Dr. Laveniya Satgunaseelan graduated MBBS(Hons), BMedSc(Hons) from Monash University, Melbourne, Australia, in 2007. She initially was an accredited neurosurgical resident, after which she made a career change to surgical pathology. Laveniya trained in surgical pathology at Royal Prince Alfred Hospital (RPAH) and Douglass Hanly Moir Pathology, both in Sydney, Australia. During this time, she underwent training in molecular pathology, melanoma pathology and neuropathology. After gaining Fellowship of the Royal College of Pathologists of Australasia (RCPA) in 2018, Laveniya spent a year working in general surgical pathology, with subspecialty practice in head and neck pathology, at RPAH, one of the largest tertiary cancer referral centers in Australia. She then moved to the molecular service at the Department of Neuropathology at RPAH, which caters to the east coast of Australia and New Zealand. Laveniya also serves on the Cancer Scientific Advisory Committee of the RCPA, whose aim is to ensure quality and precision in cancer services in Australasia. She is currently undertaking a PhD at the University of Sydney in the genomic landscape of tongue cancer in young female patients. She is also an active member of the ClinGen Somatic Cancer Working Group and its Pediatric Cancer Taskforce, and is the current co-chair of the Histone H3 Somatic Cancer Variant Curation Expert Panel (SC-VCEP). Laveniya is passionate about equity of access to cancer genomic services.
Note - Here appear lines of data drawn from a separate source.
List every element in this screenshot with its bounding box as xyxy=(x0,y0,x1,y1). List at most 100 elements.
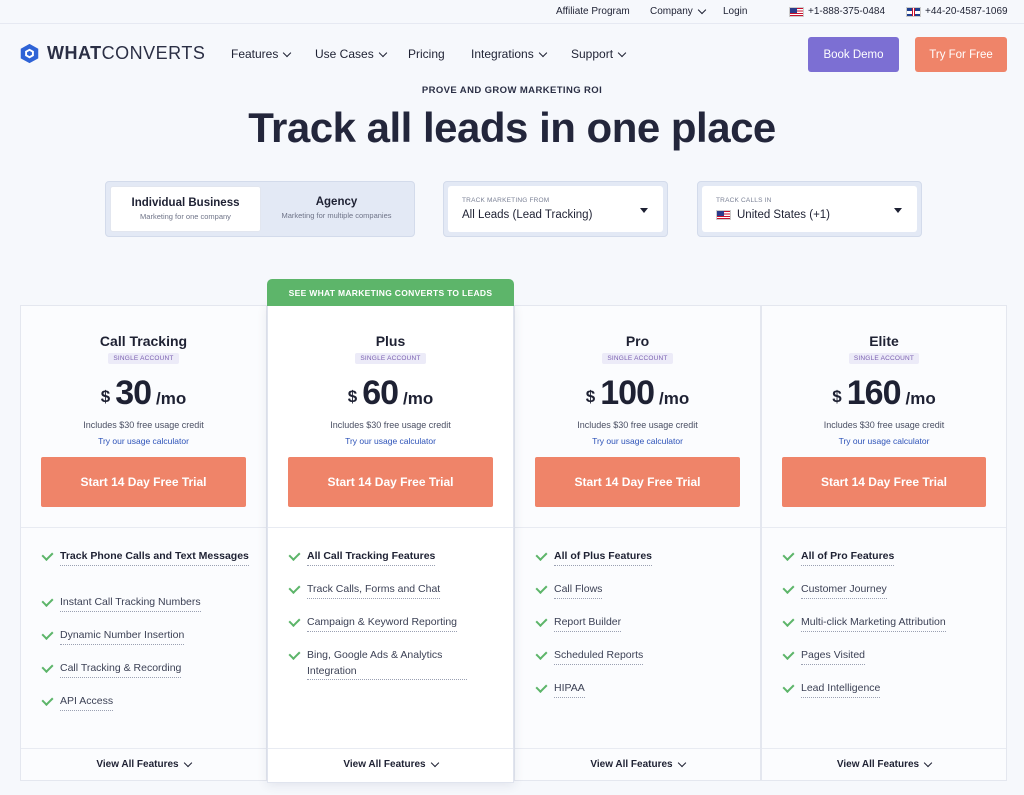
view-all-label: View All Features xyxy=(590,759,673,770)
start-trial-button[interactable]: Start 14 Day Free Trial xyxy=(288,457,493,507)
plan-card-elite: Elite SINGLE ACCOUNT $160/mo Includes $3… xyxy=(761,305,1007,781)
plan-badge: SINGLE ACCOUNT xyxy=(602,353,673,364)
feature-text[interactable]: All of Pro Features xyxy=(801,549,895,566)
plan-card-pro: Pro SINGLE ACCOUNT $100/mo Includes $30 … xyxy=(514,305,761,781)
nav-pricing-label: Pricing xyxy=(408,47,445,61)
start-trial-button[interactable]: Start 14 Day Free Trial xyxy=(41,457,246,507)
chevron-down-icon xyxy=(283,48,292,57)
price-currency: $ xyxy=(347,387,358,406)
feature-text[interactable]: Lead Intelligence xyxy=(801,681,881,698)
view-all-label: View All Features xyxy=(836,759,920,770)
affiliate-label: Affiliate Program xyxy=(556,6,630,17)
usage-calculator-link[interactable]: Try our usage calculator xyxy=(21,436,266,446)
book-demo-button[interactable]: Book Demo xyxy=(808,37,899,72)
start-trial-button[interactable]: Start 14 Day Free Trial xyxy=(535,457,740,507)
feature-text[interactable]: Call Tracking & Recording xyxy=(60,661,182,678)
phone-us-label: +1-888-375-0484 xyxy=(808,6,886,17)
feature-text[interactable]: Report Builder xyxy=(554,615,622,632)
card-divider xyxy=(268,527,513,528)
toggle-individual-business[interactable]: Individual Business Marketing for one co… xyxy=(110,186,261,232)
feature-text[interactable]: Dynamic Number Insertion xyxy=(60,628,185,645)
chevron-down-icon xyxy=(538,48,547,57)
usage-calculator-link[interactable]: Try our usage calculator xyxy=(515,436,760,446)
feature-item: Scheduled Reports xyxy=(535,647,746,681)
logo-light-text: CONVERTS xyxy=(101,43,206,63)
view-all-features-link[interactable]: View All Features xyxy=(762,758,1006,770)
plan-price: $30/mo xyxy=(21,374,266,413)
feature-text[interactable]: Call Flows xyxy=(554,582,603,599)
toggle-title: Agency xyxy=(315,196,358,208)
start-trial-button[interactable]: Start 14 Day Free Trial xyxy=(782,457,986,507)
nav-features[interactable]: Features xyxy=(231,47,292,61)
account-type-toggle: Individual Business Marketing for one co… xyxy=(105,181,415,237)
usage-calculator-link[interactable]: Try our usage calculator xyxy=(762,436,1006,446)
chevron-down-icon xyxy=(677,758,686,768)
price-period: /mo xyxy=(658,389,690,408)
nav-support-label: Support xyxy=(571,47,614,61)
view-all-features-link[interactable]: View All Features xyxy=(21,758,266,770)
usage-credit-text: Includes $30 free usage credit xyxy=(823,420,945,430)
chevron-down-icon xyxy=(923,758,933,768)
check-icon xyxy=(535,647,548,661)
feature-item: Track Phone Calls and Text Messages xyxy=(41,548,252,595)
card-divider xyxy=(515,748,760,749)
track-calls-select[interactable]: TRACK CALLS IN United States (+1) xyxy=(697,181,922,237)
select-value-text: All Leads (Lead Tracking) xyxy=(462,209,593,221)
view-all-label: View All Features xyxy=(343,759,426,770)
nav-use-cases[interactable]: Use Cases xyxy=(315,47,387,61)
nav-integrations[interactable]: Integrations xyxy=(471,47,547,61)
feature-text[interactable]: Customer Journey xyxy=(801,582,887,599)
phone-uk-link[interactable]: +44-20-4587-1069 xyxy=(906,6,1008,17)
hero-eyebrow: PROVE AND GROW MARKETING ROI xyxy=(421,85,603,96)
view-all-features-link[interactable]: View All Features xyxy=(515,758,760,770)
check-icon xyxy=(41,548,54,562)
us-flag-icon xyxy=(789,6,804,17)
feature-text[interactable]: All Call Tracking Features xyxy=(307,549,436,566)
feature-text[interactable]: Scheduled Reports xyxy=(554,648,644,665)
toggle-agency[interactable]: Agency Marketing for multiple companies xyxy=(261,186,412,232)
plan-price: $60/mo xyxy=(268,374,513,413)
view-all-features-link[interactable]: View All Features xyxy=(268,758,513,770)
plan-name: Pro xyxy=(625,333,650,349)
company-menu[interactable]: Company xyxy=(650,5,707,17)
nav-use-cases-label: Use Cases xyxy=(315,47,374,61)
feature-item: Track Calls, Forms and Chat xyxy=(288,581,499,615)
feature-text[interactable]: API Access xyxy=(60,694,114,711)
feature-text[interactable]: Campaign & Keyword Reporting xyxy=(307,615,457,632)
usage-credit-text: Includes $30 free usage credit xyxy=(83,420,204,430)
feature-text[interactable]: HIPAA xyxy=(554,681,585,698)
feature-item: API Access xyxy=(41,693,252,727)
logo[interactable]: WHATCONVERTS xyxy=(19,43,205,64)
caret-down-icon xyxy=(640,208,648,213)
feature-text[interactable]: Bing, Google Ads & Analytics Integration xyxy=(307,648,467,680)
track-marketing-select[interactable]: TRACK MARKETING FROM All Leads (Lead Tra… xyxy=(443,181,668,237)
feature-text[interactable]: Pages Visited xyxy=(801,648,866,665)
price-period: /mo xyxy=(403,389,434,408)
select-field: TRACK CALLS IN United States (+1) xyxy=(702,186,917,232)
select-caption: TRACK MARKETING FROM xyxy=(462,197,550,204)
nav-support[interactable]: Support xyxy=(571,47,627,61)
nav-pricing[interactable]: Pricing xyxy=(408,47,445,61)
feature-list: All Call Tracking Features Track Calls, … xyxy=(288,548,499,694)
usage-calculator-link[interactable]: Try our usage calculator xyxy=(268,436,513,446)
feature-text[interactable]: Track Phone Calls and Text Messages xyxy=(60,549,249,566)
affiliate-program-link[interactable]: Affiliate Program xyxy=(556,6,630,17)
login-link[interactable]: Login xyxy=(723,6,747,17)
select-value-text: United States (+1) xyxy=(737,209,831,221)
feature-text[interactable]: Instant Call Tracking Numbers xyxy=(60,595,201,612)
chevron-down-icon xyxy=(183,758,192,768)
feature-text[interactable]: Track Calls, Forms and Chat xyxy=(307,582,441,599)
select-field: TRACK MARKETING FROM All Leads (Lead Tra… xyxy=(448,186,663,232)
price-period: /mo xyxy=(905,389,936,408)
plan-badge: SINGLE ACCOUNT xyxy=(848,353,920,364)
feature-item: Instant Call Tracking Numbers xyxy=(41,594,252,628)
feature-text[interactable]: All of Plus Features xyxy=(554,549,653,566)
plan-price: $160/mo xyxy=(762,374,1006,413)
feature-list: All of Plus Features Call Flows Report B… xyxy=(535,548,746,714)
check-icon xyxy=(41,627,54,641)
try-for-free-button[interactable]: Try For Free xyxy=(915,37,1007,72)
phone-us-link[interactable]: +1-888-375-0484 xyxy=(789,6,885,17)
chevron-down-icon xyxy=(697,5,707,15)
feature-text[interactable]: Multi-click Marketing Attribution xyxy=(801,615,946,632)
plan-name: Elite xyxy=(869,333,899,349)
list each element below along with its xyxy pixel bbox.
Laveniya Satgunaseelan, Maggie Lee, Grace Wei, Shalima Nair
Royal Prince Alfred Hospital, Sydney, NSW, Australia
While genomic data has revolutionized brain tumor diagnostics in the past decade, methylation profiling has emerged as a valuable classification tool. Methylation profiling is increasingly being shown to be a compelling diagnostic adjunct in pediatric brain tumors. We therefore sought to delineate its most useful indications in diagnostically challenging adult tumors, in combination with current genomic classification parameters. Here we detail our initial experience at a national tertiary referral centre for neuro-oncology diagnostics in Australia. To date, we have profiled 80 such cases using Illumina MethylationEPIC arrays, with DNA extracted from formalin fixed paraffin embedded tissue. Methylation data was analysed using the German Cancer Research Centre (DKFZ) Brain Tumor Methylation Classifier (v12.3). 50 tumours had undergone a concomitant next generation sequencing (NGS) targeted glioma gene panel (20 low grade gliomas/glioneuronal tumors; 30 high grade gliomas). Concordance between the histological diagnosis and methylation class result (with recommended calibrated score ?0.84) was observed in 75% of classifiable cases. Of the low grade gliomas (LGGs), 45% of diagnoses were unresolved by NGS. Of these unresolved cases, the diagnosis of 1 case was resolved by methylation profiling (11%). Of the high grade gliomas (HGGs), 57% of diagnoses were unresolved by NGS. By contrast, 65% of unresolved HGG cases were resolved by methylation profiling, largely comprising ependymomas, medulloblastomas and high grade neuroepithelial tumours. Our preliminary results indicate that methylation profiling has an important role in diagnostically challenging, high grade adult brain tumors, particularly where the tumor entity is also found in the pediatric population.